Shostakovich Violin Concerto no.1 is a piece very close to my heart. It tells a very personal story from the life of a composer who was forced to live and create under the brutal regime of Soviet Russia at a time. An inventive musical pallette as well as original harmonies and emotions involved in this music- sorrow, grief, satire and most importantly- hope, proved this composition not suitable to perform under the political censorship of communist party in 1947-1948. This has forced the composer to keep his work hidden until after Joseph Stalin’s death in 1955 when the restrictions were partially lifted and allowed the premiere of the concerto.

Shostakovich’s violin concerto projects the struggle, fear (1st, 3rd movement) and anger (2nd movmement) of living in a society crushed under a brutal regime. At the same time, its last movement finishes off with a positive message of will and fight for the freedom hidden between folk-style, glorious Burlesque. 

I believe the message of this concerto applies to a modern society more than ever. It cherishes an importance of freedom, puts an individuality as well as the authenticity on a pedestal and shares the spirit of fight so much needed in a now driven by the war world. I was born and raised in Poland- country who only just gained their independence in 1989. I would now like to dedicate this piece to brave people and my neighbours in Ukraine fighting for their homeland and their freedom. My whole heart and music goes to them.
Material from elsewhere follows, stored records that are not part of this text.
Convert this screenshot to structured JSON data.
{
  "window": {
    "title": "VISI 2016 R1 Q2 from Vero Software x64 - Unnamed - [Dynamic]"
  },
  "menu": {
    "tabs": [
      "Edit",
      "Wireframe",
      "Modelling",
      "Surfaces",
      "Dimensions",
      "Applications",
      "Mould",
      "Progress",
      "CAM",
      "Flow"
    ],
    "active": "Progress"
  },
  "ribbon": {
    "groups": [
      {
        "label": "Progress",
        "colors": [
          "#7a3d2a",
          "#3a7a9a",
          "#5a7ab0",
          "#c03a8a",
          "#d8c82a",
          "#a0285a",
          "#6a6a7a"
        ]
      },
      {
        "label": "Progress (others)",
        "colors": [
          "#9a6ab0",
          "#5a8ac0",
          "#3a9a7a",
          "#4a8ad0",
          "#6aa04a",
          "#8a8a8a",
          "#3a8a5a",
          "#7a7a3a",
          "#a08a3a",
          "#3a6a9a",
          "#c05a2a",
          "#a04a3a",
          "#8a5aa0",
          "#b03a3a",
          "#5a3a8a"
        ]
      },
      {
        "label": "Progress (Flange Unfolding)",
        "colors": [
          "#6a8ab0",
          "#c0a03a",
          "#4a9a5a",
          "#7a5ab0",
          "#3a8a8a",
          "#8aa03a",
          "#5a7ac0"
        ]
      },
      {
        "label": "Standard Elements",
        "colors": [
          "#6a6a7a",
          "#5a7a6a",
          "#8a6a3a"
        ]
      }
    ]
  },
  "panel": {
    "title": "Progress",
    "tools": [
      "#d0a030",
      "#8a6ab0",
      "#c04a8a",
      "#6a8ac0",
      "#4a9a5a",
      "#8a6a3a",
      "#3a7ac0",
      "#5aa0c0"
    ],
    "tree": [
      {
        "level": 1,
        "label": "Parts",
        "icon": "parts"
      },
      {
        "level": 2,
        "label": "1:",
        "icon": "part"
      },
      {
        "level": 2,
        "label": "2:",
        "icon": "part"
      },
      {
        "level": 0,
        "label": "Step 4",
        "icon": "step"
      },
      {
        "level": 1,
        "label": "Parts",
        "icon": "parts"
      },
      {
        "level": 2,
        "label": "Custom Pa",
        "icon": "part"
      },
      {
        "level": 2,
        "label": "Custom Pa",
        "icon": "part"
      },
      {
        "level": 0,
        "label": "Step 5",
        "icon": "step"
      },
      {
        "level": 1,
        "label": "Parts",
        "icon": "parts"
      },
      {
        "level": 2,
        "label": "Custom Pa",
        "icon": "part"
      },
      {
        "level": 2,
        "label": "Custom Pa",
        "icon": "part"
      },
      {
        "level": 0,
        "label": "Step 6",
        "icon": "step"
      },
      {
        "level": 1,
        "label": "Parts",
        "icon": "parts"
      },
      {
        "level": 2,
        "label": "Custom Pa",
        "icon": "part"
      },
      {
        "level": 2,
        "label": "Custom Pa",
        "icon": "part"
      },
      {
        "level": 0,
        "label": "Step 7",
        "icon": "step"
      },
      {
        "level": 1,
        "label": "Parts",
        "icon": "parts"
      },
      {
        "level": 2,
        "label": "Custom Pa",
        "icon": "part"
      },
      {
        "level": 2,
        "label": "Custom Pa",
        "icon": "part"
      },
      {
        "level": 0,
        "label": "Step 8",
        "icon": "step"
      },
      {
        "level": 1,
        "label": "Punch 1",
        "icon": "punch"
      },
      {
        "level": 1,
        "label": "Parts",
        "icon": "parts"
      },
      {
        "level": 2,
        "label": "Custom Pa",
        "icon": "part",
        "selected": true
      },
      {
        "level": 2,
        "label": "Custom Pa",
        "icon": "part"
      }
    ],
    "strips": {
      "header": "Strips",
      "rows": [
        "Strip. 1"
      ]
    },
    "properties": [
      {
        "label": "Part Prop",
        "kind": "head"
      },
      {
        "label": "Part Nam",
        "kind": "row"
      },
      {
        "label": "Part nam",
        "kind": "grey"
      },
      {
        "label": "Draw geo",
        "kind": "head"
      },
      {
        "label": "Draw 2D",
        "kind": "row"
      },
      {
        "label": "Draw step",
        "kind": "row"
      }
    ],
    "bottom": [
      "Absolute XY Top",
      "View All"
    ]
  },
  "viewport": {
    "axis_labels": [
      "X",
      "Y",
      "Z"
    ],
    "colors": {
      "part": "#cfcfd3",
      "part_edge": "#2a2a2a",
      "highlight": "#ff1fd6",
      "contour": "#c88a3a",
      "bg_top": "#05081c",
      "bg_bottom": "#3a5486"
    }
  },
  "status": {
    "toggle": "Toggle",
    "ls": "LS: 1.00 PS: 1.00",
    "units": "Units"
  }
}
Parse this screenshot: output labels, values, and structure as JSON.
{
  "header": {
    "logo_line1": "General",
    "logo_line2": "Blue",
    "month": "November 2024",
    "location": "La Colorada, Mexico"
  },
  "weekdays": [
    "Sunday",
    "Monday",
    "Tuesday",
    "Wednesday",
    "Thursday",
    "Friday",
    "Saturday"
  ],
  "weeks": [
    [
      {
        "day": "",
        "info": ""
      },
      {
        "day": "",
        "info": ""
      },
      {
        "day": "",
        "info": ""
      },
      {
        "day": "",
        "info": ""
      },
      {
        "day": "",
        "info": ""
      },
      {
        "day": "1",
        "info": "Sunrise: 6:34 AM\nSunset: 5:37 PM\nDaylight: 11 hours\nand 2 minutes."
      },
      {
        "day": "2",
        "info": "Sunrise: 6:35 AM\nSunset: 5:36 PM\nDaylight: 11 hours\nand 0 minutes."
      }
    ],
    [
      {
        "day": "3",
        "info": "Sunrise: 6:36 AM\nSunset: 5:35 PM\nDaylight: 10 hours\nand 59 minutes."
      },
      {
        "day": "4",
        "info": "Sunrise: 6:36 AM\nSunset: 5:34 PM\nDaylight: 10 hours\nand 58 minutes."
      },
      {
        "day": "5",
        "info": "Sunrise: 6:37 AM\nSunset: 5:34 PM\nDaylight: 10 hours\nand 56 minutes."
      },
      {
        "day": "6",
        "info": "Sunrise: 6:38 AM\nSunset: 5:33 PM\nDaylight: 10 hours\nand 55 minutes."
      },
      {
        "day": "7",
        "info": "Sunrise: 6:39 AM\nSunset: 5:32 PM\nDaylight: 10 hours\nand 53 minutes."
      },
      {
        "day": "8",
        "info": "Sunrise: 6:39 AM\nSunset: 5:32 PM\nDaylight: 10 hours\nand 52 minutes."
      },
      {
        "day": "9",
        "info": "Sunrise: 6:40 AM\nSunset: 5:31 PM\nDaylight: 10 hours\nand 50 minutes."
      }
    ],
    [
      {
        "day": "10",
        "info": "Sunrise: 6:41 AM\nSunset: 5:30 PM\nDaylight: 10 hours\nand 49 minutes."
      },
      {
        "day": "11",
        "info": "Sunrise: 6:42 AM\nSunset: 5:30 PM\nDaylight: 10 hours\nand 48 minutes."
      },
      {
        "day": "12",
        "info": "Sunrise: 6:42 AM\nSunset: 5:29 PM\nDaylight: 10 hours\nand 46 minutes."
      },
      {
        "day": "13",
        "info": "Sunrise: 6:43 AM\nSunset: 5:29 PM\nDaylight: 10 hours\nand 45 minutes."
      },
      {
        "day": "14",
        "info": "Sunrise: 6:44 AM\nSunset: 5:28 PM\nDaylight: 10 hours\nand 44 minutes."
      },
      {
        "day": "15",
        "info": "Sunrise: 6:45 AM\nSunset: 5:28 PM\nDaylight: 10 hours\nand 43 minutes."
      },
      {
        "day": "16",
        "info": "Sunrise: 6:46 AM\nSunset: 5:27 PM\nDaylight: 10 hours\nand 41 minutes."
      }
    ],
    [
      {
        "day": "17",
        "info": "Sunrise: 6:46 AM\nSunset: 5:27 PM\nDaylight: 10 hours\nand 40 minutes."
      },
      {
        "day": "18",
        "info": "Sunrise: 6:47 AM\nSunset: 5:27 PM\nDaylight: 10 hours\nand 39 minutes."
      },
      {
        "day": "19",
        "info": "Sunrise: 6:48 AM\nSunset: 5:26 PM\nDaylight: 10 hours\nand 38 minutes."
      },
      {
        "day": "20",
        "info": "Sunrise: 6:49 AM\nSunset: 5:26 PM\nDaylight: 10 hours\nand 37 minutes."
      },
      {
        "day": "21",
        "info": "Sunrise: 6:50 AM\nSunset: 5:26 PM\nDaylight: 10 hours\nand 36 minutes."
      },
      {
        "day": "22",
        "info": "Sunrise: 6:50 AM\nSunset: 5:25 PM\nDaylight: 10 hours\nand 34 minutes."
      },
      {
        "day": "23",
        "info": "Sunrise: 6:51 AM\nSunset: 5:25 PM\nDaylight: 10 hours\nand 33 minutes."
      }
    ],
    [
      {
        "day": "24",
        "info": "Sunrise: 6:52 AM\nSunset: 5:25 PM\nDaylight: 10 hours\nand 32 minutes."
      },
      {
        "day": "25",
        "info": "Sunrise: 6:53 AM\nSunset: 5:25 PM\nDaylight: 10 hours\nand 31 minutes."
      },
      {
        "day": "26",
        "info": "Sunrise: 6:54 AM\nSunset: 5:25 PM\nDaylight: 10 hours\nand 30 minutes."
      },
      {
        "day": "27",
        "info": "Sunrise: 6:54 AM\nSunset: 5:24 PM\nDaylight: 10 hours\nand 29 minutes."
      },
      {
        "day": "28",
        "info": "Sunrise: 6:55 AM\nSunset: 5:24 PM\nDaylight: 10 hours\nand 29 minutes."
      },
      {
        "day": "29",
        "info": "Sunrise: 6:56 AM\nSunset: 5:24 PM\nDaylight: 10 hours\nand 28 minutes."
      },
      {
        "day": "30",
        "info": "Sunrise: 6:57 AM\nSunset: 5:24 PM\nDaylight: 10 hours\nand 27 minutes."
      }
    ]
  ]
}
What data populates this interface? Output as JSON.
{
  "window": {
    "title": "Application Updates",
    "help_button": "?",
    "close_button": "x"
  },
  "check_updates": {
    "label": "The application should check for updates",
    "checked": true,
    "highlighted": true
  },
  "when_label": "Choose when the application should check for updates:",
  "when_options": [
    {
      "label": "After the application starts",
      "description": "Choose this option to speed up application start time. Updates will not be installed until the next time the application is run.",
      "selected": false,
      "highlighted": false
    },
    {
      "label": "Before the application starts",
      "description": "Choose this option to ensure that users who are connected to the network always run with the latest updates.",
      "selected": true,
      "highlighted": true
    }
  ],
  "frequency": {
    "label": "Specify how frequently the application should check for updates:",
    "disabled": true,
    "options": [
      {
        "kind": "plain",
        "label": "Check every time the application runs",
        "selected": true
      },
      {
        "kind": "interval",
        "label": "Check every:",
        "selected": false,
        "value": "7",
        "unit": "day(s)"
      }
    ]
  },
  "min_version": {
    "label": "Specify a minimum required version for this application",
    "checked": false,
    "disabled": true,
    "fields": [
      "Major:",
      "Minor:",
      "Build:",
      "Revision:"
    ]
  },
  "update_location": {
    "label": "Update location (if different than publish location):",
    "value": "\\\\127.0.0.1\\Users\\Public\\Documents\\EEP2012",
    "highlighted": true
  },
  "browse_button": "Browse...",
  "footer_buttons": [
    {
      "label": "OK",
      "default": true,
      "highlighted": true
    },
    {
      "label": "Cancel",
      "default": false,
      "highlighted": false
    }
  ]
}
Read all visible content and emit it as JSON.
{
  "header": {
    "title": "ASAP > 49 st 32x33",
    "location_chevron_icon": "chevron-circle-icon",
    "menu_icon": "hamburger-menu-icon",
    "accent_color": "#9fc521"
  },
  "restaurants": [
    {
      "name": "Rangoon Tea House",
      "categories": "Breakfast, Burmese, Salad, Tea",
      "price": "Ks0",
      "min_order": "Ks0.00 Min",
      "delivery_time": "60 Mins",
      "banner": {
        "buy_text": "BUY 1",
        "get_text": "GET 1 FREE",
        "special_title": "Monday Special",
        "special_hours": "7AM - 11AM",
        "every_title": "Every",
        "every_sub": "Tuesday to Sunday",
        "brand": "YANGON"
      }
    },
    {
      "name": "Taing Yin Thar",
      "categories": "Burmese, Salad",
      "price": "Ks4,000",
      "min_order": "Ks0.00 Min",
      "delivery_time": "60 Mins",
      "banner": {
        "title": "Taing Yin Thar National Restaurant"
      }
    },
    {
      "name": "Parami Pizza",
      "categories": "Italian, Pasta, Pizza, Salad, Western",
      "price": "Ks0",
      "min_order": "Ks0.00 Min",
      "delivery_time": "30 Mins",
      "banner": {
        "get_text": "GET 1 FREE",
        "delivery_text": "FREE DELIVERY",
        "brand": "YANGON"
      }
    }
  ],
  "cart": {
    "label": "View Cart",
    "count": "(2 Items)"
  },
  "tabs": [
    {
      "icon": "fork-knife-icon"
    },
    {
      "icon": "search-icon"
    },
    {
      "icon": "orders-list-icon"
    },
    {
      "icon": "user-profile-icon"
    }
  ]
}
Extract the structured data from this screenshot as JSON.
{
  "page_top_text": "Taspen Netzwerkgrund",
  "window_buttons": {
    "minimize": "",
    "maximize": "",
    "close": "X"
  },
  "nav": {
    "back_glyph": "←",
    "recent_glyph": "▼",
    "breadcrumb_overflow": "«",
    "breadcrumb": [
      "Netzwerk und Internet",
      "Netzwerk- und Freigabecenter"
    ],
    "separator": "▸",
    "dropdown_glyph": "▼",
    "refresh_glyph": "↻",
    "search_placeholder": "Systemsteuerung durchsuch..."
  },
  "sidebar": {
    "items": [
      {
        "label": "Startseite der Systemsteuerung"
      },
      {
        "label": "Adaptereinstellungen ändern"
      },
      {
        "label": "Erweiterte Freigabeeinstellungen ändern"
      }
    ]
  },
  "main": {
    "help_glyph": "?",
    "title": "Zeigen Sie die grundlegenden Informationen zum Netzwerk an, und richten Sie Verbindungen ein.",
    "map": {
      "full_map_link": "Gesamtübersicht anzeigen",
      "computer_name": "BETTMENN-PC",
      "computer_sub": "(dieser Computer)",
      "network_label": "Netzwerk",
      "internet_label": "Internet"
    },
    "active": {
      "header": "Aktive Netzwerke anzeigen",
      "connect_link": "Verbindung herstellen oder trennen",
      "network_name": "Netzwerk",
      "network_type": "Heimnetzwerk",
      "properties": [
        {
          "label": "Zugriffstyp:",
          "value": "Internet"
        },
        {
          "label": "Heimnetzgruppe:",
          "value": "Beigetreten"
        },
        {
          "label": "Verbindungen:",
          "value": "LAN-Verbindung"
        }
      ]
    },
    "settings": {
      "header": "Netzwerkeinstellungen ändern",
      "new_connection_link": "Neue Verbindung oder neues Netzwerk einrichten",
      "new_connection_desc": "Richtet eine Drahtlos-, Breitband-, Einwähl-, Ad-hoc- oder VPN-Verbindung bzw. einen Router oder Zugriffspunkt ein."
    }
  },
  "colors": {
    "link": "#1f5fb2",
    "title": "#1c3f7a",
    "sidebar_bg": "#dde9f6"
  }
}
What do you feel you would gain from the experience of winning this competition and playing your concerto with ERSO and Chris Stark?

I believe this opportunity would make a huge impact on my career as a violinist. Getting to play a concerto with a symphonic orchestra was definitely always a dream for me and having Chris Stark as a conductor of the project would make it only more remarkable. I cannot wait to share my music ideas and to listen and learn of orchestra’s interpretation of it too.